Fatima Hewaidi: 3rd culture individual

The life/travels of Fatima Al-Zahra Hewaidi, are plentiful. Libyan by origin, spent her life between Abu Dhabi, United Arab Emirates, and Vancouver.

Fatima has had to adjust to cultural and societal norms across a vast array of countries. It is because she has grown up amidst diverse cultures and constant new ways of life that she naturally gravitated towards pursuing a BA in International Relations at the University of British Columbia. 

"Be honest with yourself and what you really want. Your greatest competitor, and judge, is often yourself - so learn how to listen to your body and be comfortable with embracing change."


What is being fearless: 

To be fearless means to stay true to yourself as you serve a purpose through which you find fulfillment - and doing that on a consistent basis. Staying true to yourself means holding yourself accountable to yourself before anyone else, and at the end of the day, asking whether the decisions you made, the results you achieved, or the dialogue you have exchanged, was the absolute best you could do given the resources you had to work with.

At the same time, being fearless means having the courage to re-evaluate, when necessary, the principles you stand for, the norms that are embedded in your society, and embrace change when your inner gut advises you to do so. That means (1) going against the current alone and persevering; or (2) having the ability to  be open to the voices, opinions, and purposes of others, even when they clash with yours.  We are living beings that thrive best when we interact, and cooperate to achieve goals that are bigger than ones we could have achieved alone. So we must institutionalize, within our own minds, a space for constant reflection, re-evaluation, and adaptation to voices, environments  and trends that were once foreign to us. That all stems from being honest with yourself.

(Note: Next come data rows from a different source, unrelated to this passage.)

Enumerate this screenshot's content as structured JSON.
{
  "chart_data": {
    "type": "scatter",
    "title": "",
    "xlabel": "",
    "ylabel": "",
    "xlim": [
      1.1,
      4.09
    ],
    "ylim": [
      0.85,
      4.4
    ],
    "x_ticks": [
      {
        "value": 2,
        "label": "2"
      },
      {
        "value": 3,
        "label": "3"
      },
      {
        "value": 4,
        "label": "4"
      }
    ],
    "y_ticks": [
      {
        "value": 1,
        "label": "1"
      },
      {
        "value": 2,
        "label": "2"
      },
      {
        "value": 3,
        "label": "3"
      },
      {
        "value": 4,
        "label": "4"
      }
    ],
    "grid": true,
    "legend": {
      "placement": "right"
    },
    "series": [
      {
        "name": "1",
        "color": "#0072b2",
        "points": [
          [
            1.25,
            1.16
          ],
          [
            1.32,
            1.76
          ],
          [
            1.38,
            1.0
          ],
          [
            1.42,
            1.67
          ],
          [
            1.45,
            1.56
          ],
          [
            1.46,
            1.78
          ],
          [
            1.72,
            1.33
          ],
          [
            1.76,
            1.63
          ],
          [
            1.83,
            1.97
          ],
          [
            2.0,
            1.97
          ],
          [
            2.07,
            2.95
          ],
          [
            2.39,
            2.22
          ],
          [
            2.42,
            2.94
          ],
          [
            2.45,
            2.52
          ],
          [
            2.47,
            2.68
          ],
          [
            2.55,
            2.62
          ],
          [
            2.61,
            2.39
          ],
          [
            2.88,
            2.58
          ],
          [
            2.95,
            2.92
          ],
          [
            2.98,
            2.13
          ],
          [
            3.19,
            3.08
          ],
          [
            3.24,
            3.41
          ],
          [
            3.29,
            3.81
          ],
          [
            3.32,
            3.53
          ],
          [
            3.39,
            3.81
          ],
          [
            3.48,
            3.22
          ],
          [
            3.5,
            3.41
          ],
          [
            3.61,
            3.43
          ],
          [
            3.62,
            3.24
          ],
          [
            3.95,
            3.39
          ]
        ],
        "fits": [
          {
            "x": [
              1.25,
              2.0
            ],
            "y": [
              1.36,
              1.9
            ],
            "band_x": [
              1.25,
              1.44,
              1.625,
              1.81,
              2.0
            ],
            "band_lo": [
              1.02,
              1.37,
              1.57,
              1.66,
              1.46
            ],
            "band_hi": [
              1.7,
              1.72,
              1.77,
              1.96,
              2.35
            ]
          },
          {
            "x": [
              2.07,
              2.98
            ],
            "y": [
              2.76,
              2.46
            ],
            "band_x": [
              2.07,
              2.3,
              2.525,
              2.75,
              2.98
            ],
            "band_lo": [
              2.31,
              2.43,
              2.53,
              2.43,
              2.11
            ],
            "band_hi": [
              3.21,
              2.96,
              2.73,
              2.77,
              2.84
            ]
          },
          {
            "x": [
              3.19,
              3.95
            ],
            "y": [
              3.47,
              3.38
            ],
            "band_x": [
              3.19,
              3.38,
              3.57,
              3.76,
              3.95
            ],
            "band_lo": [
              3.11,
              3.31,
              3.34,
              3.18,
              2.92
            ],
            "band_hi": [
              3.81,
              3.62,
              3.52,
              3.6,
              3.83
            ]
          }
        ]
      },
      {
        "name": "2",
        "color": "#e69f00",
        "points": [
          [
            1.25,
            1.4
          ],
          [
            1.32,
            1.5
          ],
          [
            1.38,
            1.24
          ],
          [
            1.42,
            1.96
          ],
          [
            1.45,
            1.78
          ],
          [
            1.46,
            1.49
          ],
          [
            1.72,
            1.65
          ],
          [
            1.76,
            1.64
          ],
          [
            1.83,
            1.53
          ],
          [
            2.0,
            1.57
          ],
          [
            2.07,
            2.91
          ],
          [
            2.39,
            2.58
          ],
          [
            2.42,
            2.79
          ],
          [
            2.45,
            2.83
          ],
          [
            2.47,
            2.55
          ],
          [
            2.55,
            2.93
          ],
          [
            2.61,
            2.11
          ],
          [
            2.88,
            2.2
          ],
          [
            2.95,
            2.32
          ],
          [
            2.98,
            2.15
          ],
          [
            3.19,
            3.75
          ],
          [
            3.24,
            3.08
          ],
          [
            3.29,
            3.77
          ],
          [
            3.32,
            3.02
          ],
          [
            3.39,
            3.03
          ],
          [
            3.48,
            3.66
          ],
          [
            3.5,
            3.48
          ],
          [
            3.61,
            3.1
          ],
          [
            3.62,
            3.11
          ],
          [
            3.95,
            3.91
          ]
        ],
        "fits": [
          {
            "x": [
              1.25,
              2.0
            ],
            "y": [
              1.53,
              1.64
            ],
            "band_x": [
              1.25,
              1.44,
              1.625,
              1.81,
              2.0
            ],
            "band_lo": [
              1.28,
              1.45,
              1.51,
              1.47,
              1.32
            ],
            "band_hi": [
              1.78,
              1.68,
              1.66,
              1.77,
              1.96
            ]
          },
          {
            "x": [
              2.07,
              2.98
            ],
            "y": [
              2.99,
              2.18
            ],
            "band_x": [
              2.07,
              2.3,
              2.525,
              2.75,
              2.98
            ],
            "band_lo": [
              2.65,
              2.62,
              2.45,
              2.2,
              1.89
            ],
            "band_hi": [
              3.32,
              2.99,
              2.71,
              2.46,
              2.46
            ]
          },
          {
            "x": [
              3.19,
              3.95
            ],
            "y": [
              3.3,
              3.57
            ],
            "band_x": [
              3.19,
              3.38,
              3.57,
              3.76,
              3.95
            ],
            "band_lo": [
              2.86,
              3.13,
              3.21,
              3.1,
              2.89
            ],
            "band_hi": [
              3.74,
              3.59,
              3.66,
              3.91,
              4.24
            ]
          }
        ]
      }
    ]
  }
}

What has been your greatest fear you have had to overcome: 

As a "third culture" individual, I have never had a home to which I felt an innate sense of belonging. My entire family is from Libya, but I was born in Abu Dhabi and raised there as an expat. Which a lot of the time meant that I couldn't call the UAE my "sustainable" home. When I was twelve years old, my family immigrated to Canada. While Vancouver has been a great home to us, I always felt that something was missing and I knew that I couldn't spend my entire life here.

I'm twenty-two now, and I have yet to feel fully Canadian. At the same time, whenever I go back to Libya, I never feel whole-heartedly Libyan. So you can imagine the kind of identity confusion that could follow this line of thinking. To overcome that, I did a lot of deep reflection paired with even more travelling. I keep realizing that the life that I've had so far, with all the moving, becomes all the more enriching especially when I proactively reach out to different cultures. I'm now most comfortable in social circles that involve people from diverse cultural backgrounds. I spent most of last year living in a small French town, which now I consider to be another home of mine. I'm about to move again to Italy for a year and then to Washington D.C. for the following year to complete my graduate studies -- which means more places to call home! 

In the end, overcoming my identity dilemma meant deconstructing what "home" really means and tailoring that term to whatever provides me with happiness and a deep sense of fulfillment.


How do you work through your fears: 

I spend a lot of time alone reflecting on what informs my values and decision-making at a given moment in time. Through that process, I try to identify what has worked for me, and what should probably be modified in my thought dynamic.

To fill in the gaps, I explore different options by seeking the advice of mentors who understand my needs and passions (and my flaws), and I regularly engage in new opportunities, particularly ones that I find very challenging, in order to keep growing as a person. I find that every time I set new goals to achieve, or set my mind to acquiring new skills, I leave one more fear behind me and I find new fulfillment in places I didn't exactly expect to do so.


Advice for others: 

Be honest with yourself and what you really want. Your greatest competitor, and judge, is often yourself - so learn how to listen to your body and be comfortable with embracing change.

Make the best out of the experiences that you have. If you feel that you're stuck somewhere for a short while, don't keep thinking about better days ahead. Find (or create) an opportunity that fulfills you in the present moment. When in doubt, make sure to seek the advice of experts and mentors who may offer you ideas you didn't consider before as to how to approach a problem.

Embrace who you are and make sure you really know why you're conforming (or not conforming) to the norms that your community adheres to in your social sphere. And make a genuine effort to understand the values of people from different cultures - your own thought process will grow even richer as a result of that.